May 22, 2006

Baghdad ER: I give it a B- to a B



On May 21, HBO aired its documentary "Baghdad ER" about a U.S. Army combat support hospital (CSH, or "Cash") in Baghdad. For all the hype surrounding the film, it was rather tame.

My take:

I wish they would have been a bit more journalistic or scientific in their methodology. I couldn't tell if this was over a shift, a week, a month, or if they cherry picked cases they thought were interesting.

Also, the Army CSH in Baghdad is not the premier medical facility in country - the Air Force theater hospital at Balad Air Base is. The CSH primarily stabilizes and transports, doing surgery only if necessary. The theater hospital does almost everything.

I would have liked for them to explain why 90 percent of the casualties that make it to the CSH survive - and 96 percent that make it to Balad survive. Is it the battlefield care, better field trauma dressings, better body armor, etc.?

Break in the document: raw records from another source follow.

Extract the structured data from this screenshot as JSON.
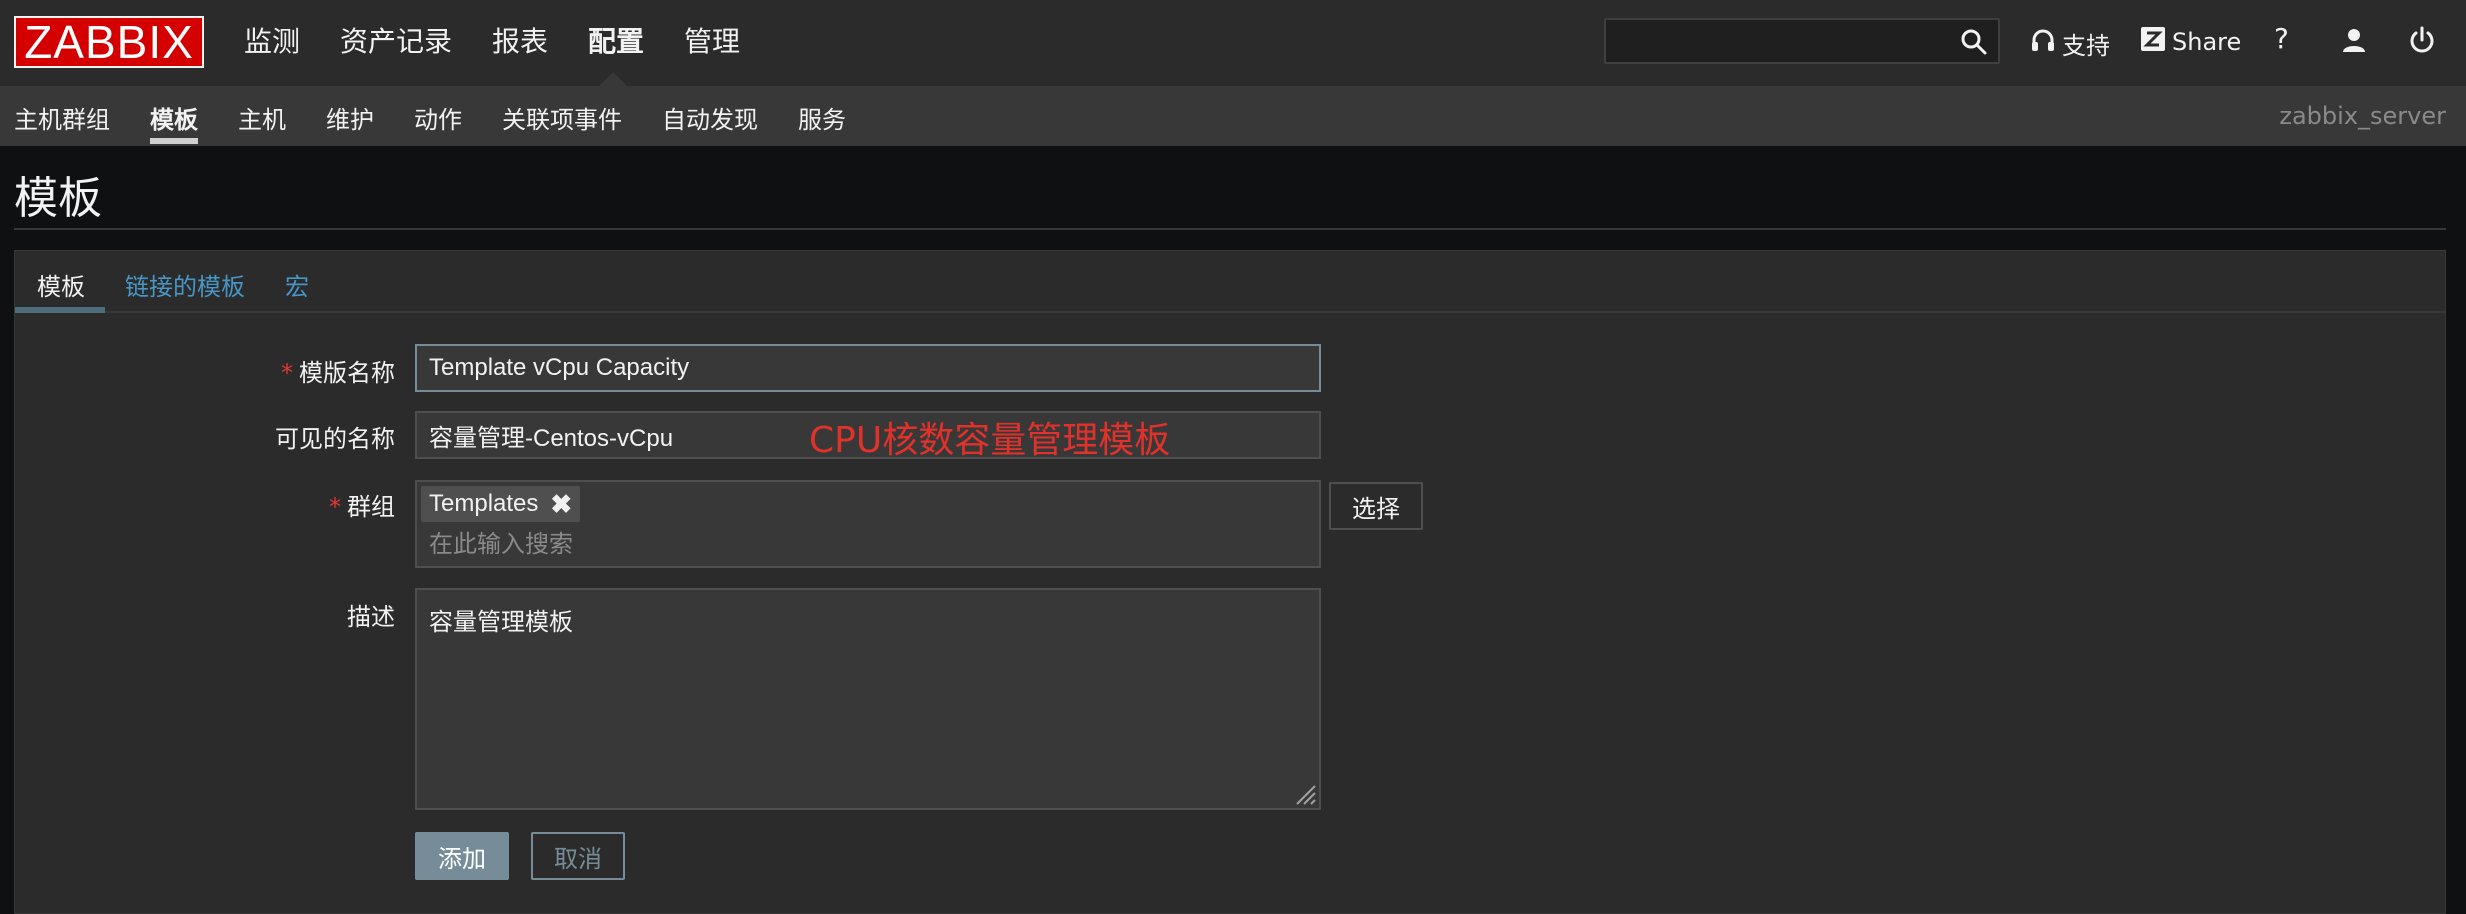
{
  "header": {
    "logo": "ZABBIX",
    "main_nav": [
      "监测",
      "资产记录",
      "报表",
      "配置",
      "管理"
    ],
    "active_main_nav": "配置",
    "search": {
      "value": "",
      "placeholder": ""
    },
    "support_label": "支持",
    "share_label": "Share",
    "help_label": "?"
  },
  "subnav": {
    "items": [
      "主机群组",
      "模板",
      "主机",
      "维护",
      "动作",
      "关联项事件",
      "自动发现",
      "服务"
    ],
    "active": "模板",
    "server_name": "zabbix_server"
  },
  "page": {
    "title": "模板"
  },
  "tabs": [
    {
      "label": "模板",
      "active": true
    },
    {
      "label": "链接的模板",
      "active": false
    },
    {
      "label": "宏",
      "active": false
    }
  ],
  "form": {
    "template_name": {
      "label": "模版名称",
      "required": true,
      "value": "Template vCpu Capacity"
    },
    "visible_name": {
      "label": "可见的名称",
      "required": false,
      "value": "容量管理-Centos-vCpu"
    },
    "annotation": "CPU核数容量管理模板",
    "groups": {
      "label": "群组",
      "required": true,
      "selected": [
        "Templates"
      ],
      "placeholder": "在此输入搜索",
      "select_button": "选择"
    },
    "description": {
      "label": "描述",
      "value": "容量管理模板"
    },
    "add_button": "添加",
    "cancel_button": "取消"
  },
  "colors": {
    "logo_bg": "#d40000",
    "link": "#4796c4",
    "required": "#e33734",
    "annotation": "#e0312b",
    "primary_button": "#768d99"
  }
}
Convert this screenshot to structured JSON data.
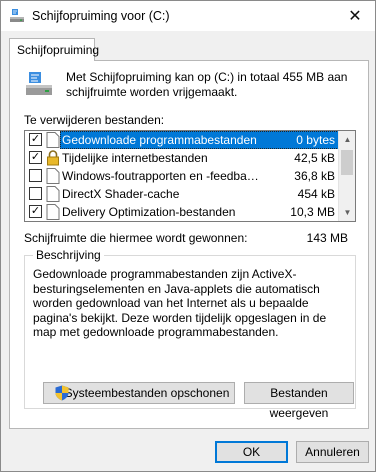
{
  "window": {
    "title": "Schijfopruiming voor  (C:)",
    "close_glyph": "✕"
  },
  "tab": {
    "label": "Schijfopruiming"
  },
  "intro": {
    "text": "Met Schijfopruiming kan op  (C:) in totaal 455 MB aan schijfruimte worden vrijgemaakt."
  },
  "files_section": {
    "label": "Te verwijderen bestanden:"
  },
  "files": [
    {
      "name": "Gedownloade programmabestanden",
      "size": "0 bytes",
      "checked": true,
      "selected": true,
      "icon": "blank-file-icon"
    },
    {
      "name": "Tijdelijke internetbestanden",
      "size": "42,5 kB",
      "checked": true,
      "selected": false,
      "icon": "lock-icon"
    },
    {
      "name": "Windows-foutrapporten en -feedbackdi...",
      "size": "36,8 kB",
      "checked": false,
      "selected": false,
      "icon": "blank-file-icon"
    },
    {
      "name": "DirectX Shader-cache",
      "size": "454 kB",
      "checked": false,
      "selected": false,
      "icon": "blank-file-icon"
    },
    {
      "name": "Delivery Optimization-bestanden",
      "size": "10,3 MB",
      "checked": true,
      "selected": false,
      "icon": "blank-file-icon"
    }
  ],
  "gain": {
    "label": "Schijfruimte die hiermee wordt gewonnen:",
    "value": "143 MB"
  },
  "description": {
    "title": "Beschrijving",
    "text": "Gedownloade programmabestanden zijn ActiveX-besturingselementen en Java-applets die automatisch worden gedownload van het Internet als u bepaalde pagina's bekijkt. Deze worden tijdelijk opgeslagen in de map met gedownloade programmabestanden."
  },
  "buttons": {
    "cleanup_system": "Systeembestanden opschonen",
    "view_files": "Bestanden weergeven",
    "ok": "OK",
    "cancel": "Annuleren"
  },
  "colors": {
    "selection": "#0078d7",
    "button_face": "#e1e1e1"
  }
}
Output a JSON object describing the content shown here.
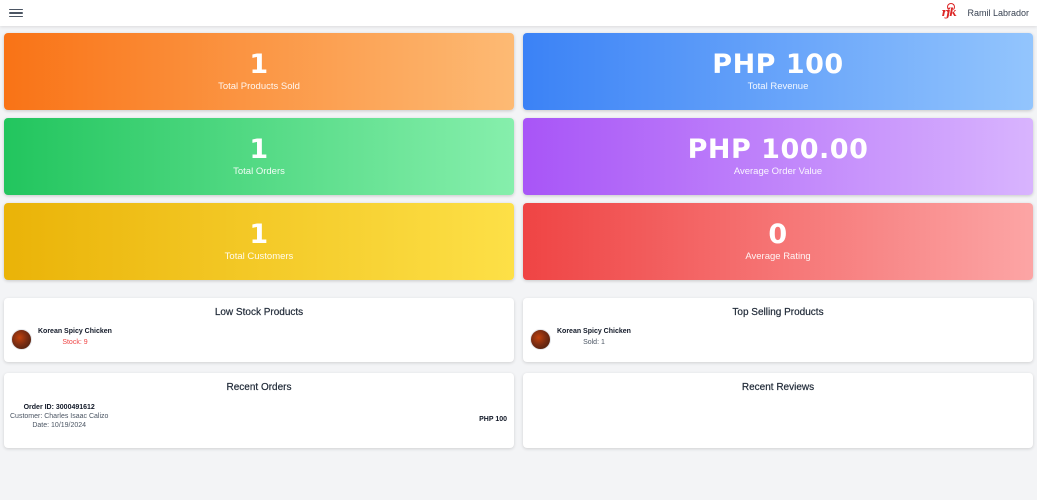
{
  "header": {
    "user_name": "Ramil Labrador"
  },
  "stats": {
    "products_sold": {
      "value": "1",
      "label": "Total Products Sold"
    },
    "revenue": {
      "value": "PHP 100",
      "label": "Total Revenue"
    },
    "orders": {
      "value": "1",
      "label": "Total Orders"
    },
    "avg_order_value": {
      "value": "PHP 100.00",
      "label": "Average Order Value"
    },
    "customers": {
      "value": "1",
      "label": "Total Customers"
    },
    "avg_rating": {
      "value": "0",
      "label": "Average Rating"
    }
  },
  "low_stock": {
    "title": "Low Stock Products",
    "items": [
      {
        "name": "Korean Spicy Chicken",
        "stock": "Stock: 9"
      }
    ]
  },
  "top_selling": {
    "title": "Top Selling Products",
    "items": [
      {
        "name": "Korean Spicy Chicken",
        "sold": "Sold: 1"
      }
    ]
  },
  "recent_orders": {
    "title": "Recent Orders",
    "items": [
      {
        "order_id": "Order ID: 3000491612",
        "customer": "Customer: Charles Isaac Calizo",
        "date": "Date: 10/19/2024",
        "total": "PHP 100"
      }
    ]
  },
  "recent_reviews": {
    "title": "Recent Reviews"
  },
  "colors": {
    "orange": "#f97316",
    "blue": "#3b82f6",
    "green": "#22c55e",
    "purple": "#a855f7",
    "yellow": "#eab308",
    "red": "#ef4444"
  },
  "icons": {
    "menu": "hamburger-menu-icon",
    "logo": "brand-logo",
    "product_thumb": "product-thumbnail"
  }
}
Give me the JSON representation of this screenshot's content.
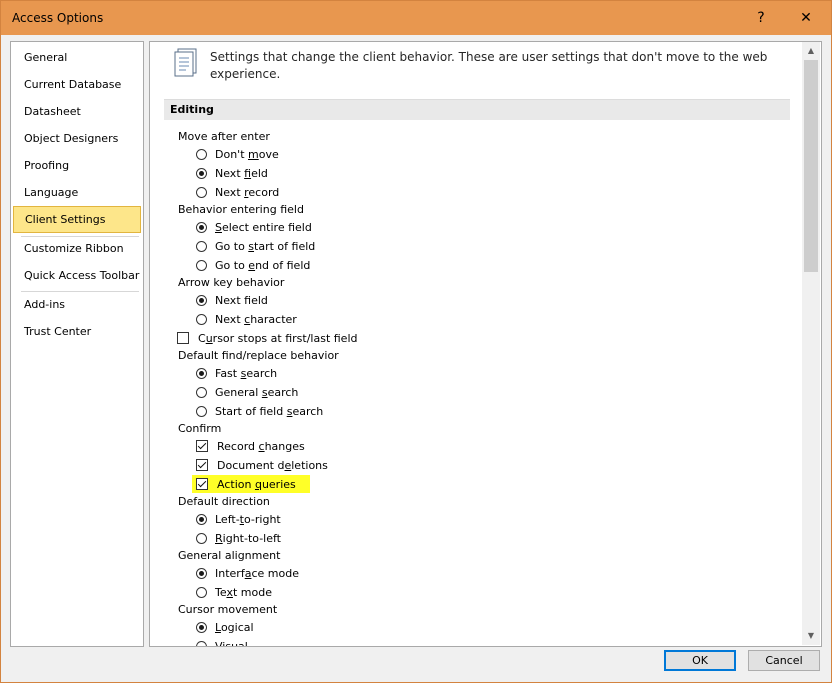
{
  "window": {
    "title": "Access Options",
    "help_glyph": "?",
    "close_glyph": "✕"
  },
  "nav": {
    "items": [
      {
        "label": "General"
      },
      {
        "label": "Current Database"
      },
      {
        "label": "Datasheet"
      },
      {
        "label": "Object Designers"
      },
      {
        "label": "Proofing"
      },
      {
        "label": "Language"
      },
      {
        "label": "Client Settings",
        "selected": true
      },
      {
        "label": "Customize Ribbon"
      },
      {
        "label": "Quick Access Toolbar"
      },
      {
        "label": "Add-ins"
      },
      {
        "label": "Trust Center"
      }
    ]
  },
  "content": {
    "intro_icon": "settings-document-icon",
    "intro": "Settings that change the client behavior. These are user settings that don't move to the web experience.",
    "section_title": "Editing",
    "groups": {
      "move_after_enter": {
        "label": "Move after enter",
        "options": [
          {
            "pre": "Don't ",
            "key": "m",
            "post": "ove",
            "checked": false
          },
          {
            "pre": "Next ",
            "key": "f",
            "post": "ield",
            "checked": true
          },
          {
            "pre": "Next ",
            "key": "r",
            "post": "ecord",
            "checked": false
          }
        ]
      },
      "behavior_entering_field": {
        "label": "Behavior entering field",
        "options": [
          {
            "pre": "",
            "key": "S",
            "post": "elect entire field",
            "checked": true
          },
          {
            "pre": "Go to ",
            "key": "s",
            "post": "tart of field",
            "checked": false
          },
          {
            "pre": "Go to ",
            "key": "e",
            "post": "nd of field",
            "checked": false
          }
        ]
      },
      "arrow_key_behavior": {
        "label": "Arrow key behavior",
        "options": [
          {
            "pre": "Next f",
            "key": "i",
            "post": "eld",
            "checked": true
          },
          {
            "pre": "Next ",
            "key": "c",
            "post": "haracter",
            "checked": false
          }
        ]
      },
      "cursor_stops": {
        "pre": "C",
        "key": "u",
        "post": "rsor stops at first/last field",
        "checked": false
      },
      "default_find_replace": {
        "label": "Default find/replace behavior",
        "options": [
          {
            "pre": "Fast ",
            "key": "s",
            "post": "earch",
            "checked": true
          },
          {
            "pre": "General ",
            "key": "s",
            "post": "earch",
            "checked": false
          },
          {
            "pre": "Start of field ",
            "key": "s",
            "post": "earch",
            "checked": false
          }
        ]
      },
      "confirm": {
        "label": "Confirm",
        "options": [
          {
            "pre": "Record ",
            "key": "c",
            "post": "hanges",
            "checked": true
          },
          {
            "pre": "Document d",
            "key": "e",
            "post": "letions",
            "checked": true
          },
          {
            "pre": "Action ",
            "key": "q",
            "post": "ueries",
            "checked": true,
            "highlight": "#ffff28"
          }
        ]
      },
      "default_direction": {
        "label": "Default direction",
        "options": [
          {
            "pre": "Left-",
            "key": "t",
            "post": "o-right",
            "checked": true
          },
          {
            "pre": "",
            "key": "R",
            "post": "ight-to-left",
            "checked": false
          }
        ]
      },
      "general_alignment": {
        "label": "General alignment",
        "options": [
          {
            "pre": "Interf",
            "key": "a",
            "post": "ce mode",
            "checked": true
          },
          {
            "pre": "Te",
            "key": "x",
            "post": "t mode",
            "checked": false
          }
        ]
      },
      "cursor_movement": {
        "label": "Cursor movement",
        "options": [
          {
            "pre": "",
            "key": "L",
            "post": "ogical",
            "checked": true
          },
          {
            "pre": "",
            "key": "V",
            "post": "isual",
            "checked": false
          }
        ]
      }
    }
  },
  "scrollbar": {
    "up_glyph": "▲",
    "down_glyph": "▼"
  },
  "buttons": {
    "ok": "OK",
    "cancel": "Cancel"
  },
  "colors": {
    "titlebar": "#e8974f",
    "selected_nav": "#fde68a",
    "highlight": "#ffff28",
    "default_button_border": "#0078d7"
  }
}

They went to great pains for OPSEC reasons to not say where the CSH was located, except that it was in the Green Zone ("I can't say anything more than that."). Anyone with a computer who does a search on 86th CSH (then) or 10th CSH (now) will locate them at the Ibn Sina* hospital. (Example: Combat Support Hospital Still Saving Lives.) The location of the hospital is well known. Anyone who reads Arabic - and the people we are trying to keep the information from can - would know as soon as they showed the first ten minutes.

I give it a B- to B.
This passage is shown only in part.